Second, we regard the nature of the injuries suffered by plaintiff to be particularly deserving of a substantial award for pain and suffering. As noted by plaintiff's psychologist, "to control urine and feces is the first human achievement of self control and to lose it is a terrible blow to dignity and self-esteem for everybody." While defendant contends that any distress plaintiff suffered by incontinence "was largely eliminated by the successful implantation of the [prosthetic] device about seven months" after the 1978 resections, the distress of having no control over his bladder and the embarrassment of being soiled and odorous, for even seven months, makes $15,000 seem inadequate recompense.

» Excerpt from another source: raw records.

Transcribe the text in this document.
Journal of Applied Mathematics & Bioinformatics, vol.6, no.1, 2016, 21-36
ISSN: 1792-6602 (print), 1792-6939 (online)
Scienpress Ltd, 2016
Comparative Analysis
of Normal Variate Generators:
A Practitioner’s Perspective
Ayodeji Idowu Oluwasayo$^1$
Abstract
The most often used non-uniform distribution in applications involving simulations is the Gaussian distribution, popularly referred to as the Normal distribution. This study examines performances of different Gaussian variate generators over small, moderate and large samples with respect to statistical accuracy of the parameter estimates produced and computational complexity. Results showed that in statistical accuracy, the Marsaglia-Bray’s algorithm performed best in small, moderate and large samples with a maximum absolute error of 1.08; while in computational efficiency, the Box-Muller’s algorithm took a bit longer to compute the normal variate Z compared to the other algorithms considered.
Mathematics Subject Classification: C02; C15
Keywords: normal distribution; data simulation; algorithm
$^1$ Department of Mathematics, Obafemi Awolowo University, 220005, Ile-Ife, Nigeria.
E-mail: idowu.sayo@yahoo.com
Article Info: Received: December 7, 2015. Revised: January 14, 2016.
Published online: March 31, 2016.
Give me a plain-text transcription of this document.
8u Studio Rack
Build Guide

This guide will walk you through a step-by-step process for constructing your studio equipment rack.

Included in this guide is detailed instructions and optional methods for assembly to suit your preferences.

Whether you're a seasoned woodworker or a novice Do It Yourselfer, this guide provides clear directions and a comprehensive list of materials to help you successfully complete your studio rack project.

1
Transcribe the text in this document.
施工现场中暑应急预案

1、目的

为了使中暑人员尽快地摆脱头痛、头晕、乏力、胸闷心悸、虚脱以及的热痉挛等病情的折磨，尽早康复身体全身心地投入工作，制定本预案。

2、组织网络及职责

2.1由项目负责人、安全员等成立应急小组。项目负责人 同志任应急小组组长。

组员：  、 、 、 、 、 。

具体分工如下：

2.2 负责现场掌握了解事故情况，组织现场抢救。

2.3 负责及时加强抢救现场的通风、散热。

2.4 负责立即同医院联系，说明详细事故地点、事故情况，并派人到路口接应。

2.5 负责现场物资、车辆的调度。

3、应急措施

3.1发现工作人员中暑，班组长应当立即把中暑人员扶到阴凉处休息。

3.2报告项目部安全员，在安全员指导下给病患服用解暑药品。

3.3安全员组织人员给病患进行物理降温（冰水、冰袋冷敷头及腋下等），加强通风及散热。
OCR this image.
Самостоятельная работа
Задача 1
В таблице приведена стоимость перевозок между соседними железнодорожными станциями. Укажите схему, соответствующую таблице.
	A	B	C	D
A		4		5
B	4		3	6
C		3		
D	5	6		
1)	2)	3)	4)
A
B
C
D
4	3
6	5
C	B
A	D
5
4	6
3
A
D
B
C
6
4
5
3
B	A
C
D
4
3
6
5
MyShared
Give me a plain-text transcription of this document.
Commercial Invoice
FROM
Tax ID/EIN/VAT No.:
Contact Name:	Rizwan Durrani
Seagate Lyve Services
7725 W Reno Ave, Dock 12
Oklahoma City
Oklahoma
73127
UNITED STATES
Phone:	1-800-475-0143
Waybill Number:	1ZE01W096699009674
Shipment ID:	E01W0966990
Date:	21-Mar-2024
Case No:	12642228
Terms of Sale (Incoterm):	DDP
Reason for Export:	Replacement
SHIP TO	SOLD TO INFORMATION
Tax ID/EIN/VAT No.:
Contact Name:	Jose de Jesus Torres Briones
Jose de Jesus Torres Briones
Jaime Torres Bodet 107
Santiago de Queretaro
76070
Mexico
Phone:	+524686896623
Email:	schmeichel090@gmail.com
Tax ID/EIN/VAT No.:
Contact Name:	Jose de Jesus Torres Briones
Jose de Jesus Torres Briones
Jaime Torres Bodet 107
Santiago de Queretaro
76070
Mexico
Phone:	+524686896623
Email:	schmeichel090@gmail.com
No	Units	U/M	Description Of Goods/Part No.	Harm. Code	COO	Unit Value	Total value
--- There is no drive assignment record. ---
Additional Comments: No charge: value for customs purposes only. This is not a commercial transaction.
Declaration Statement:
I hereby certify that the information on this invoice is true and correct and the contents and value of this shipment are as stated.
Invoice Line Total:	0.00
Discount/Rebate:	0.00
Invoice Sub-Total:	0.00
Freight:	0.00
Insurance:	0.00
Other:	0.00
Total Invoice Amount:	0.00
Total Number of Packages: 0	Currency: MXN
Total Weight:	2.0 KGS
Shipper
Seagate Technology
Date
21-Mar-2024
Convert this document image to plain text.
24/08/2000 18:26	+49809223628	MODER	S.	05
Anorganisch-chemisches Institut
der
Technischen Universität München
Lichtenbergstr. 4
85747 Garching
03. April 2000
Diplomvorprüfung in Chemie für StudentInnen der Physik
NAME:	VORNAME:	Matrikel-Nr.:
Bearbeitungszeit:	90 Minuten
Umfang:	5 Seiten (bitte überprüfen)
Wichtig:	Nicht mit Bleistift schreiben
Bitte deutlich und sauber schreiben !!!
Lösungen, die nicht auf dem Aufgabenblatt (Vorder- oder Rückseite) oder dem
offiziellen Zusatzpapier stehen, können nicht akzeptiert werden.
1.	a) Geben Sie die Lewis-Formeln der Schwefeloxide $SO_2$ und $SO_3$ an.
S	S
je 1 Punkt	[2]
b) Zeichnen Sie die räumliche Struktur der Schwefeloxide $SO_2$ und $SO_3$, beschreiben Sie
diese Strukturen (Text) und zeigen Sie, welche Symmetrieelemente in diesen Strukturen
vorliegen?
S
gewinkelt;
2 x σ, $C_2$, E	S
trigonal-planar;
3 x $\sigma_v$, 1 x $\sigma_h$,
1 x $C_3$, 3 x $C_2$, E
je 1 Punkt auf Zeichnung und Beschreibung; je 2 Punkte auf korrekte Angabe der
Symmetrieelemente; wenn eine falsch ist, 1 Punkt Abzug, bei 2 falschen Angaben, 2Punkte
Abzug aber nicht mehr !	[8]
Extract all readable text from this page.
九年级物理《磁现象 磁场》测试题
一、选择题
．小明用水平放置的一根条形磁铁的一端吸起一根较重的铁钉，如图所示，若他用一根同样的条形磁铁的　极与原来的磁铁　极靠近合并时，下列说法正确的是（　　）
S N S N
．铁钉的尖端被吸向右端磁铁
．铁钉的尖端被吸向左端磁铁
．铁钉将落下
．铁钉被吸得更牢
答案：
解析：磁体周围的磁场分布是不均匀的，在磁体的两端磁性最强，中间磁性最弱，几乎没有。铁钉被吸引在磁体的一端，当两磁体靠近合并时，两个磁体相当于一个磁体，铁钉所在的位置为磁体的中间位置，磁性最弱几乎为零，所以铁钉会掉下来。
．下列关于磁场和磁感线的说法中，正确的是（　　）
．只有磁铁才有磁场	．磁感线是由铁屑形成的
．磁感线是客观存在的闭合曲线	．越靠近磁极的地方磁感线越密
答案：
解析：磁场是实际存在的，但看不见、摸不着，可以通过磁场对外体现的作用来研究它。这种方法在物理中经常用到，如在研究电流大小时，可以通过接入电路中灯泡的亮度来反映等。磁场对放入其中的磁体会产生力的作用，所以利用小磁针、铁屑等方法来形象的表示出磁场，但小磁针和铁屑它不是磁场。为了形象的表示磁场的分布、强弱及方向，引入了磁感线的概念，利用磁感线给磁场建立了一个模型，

Moreover, plaintiff's past and future distress in having a prosthetic device implanted in him is another factor relevant to pain and suffering. In addition, plaintiff apparently still suffers from some involuntary voiding in using the prosthesis, and lives in fear that the substantial possibility of a failure of the prosthesis will become a reality, thus returning him to a state of total urinary incontinence. Indeed, the district judge assumed a failure rate of 40 or 50%.
In any event, we need not decide here whether the award to plaintiff for pain and suffering is inadequate as a matter of law since we are remanding this case for a new trial on the issue of damages generally. In that trial, we trust that the district court will carefully reconsider all elements of damages, not only those flowing from a finding that defendant's negligence caused plaintiff's impotence if such a finding is made. Since we are reversing and remanding for a new trial, we need not reach appellants' claim that they were denied a fair trial.
The judgment of the court is reversed, and the case is remanded for further proceedings in accordance with this opinion.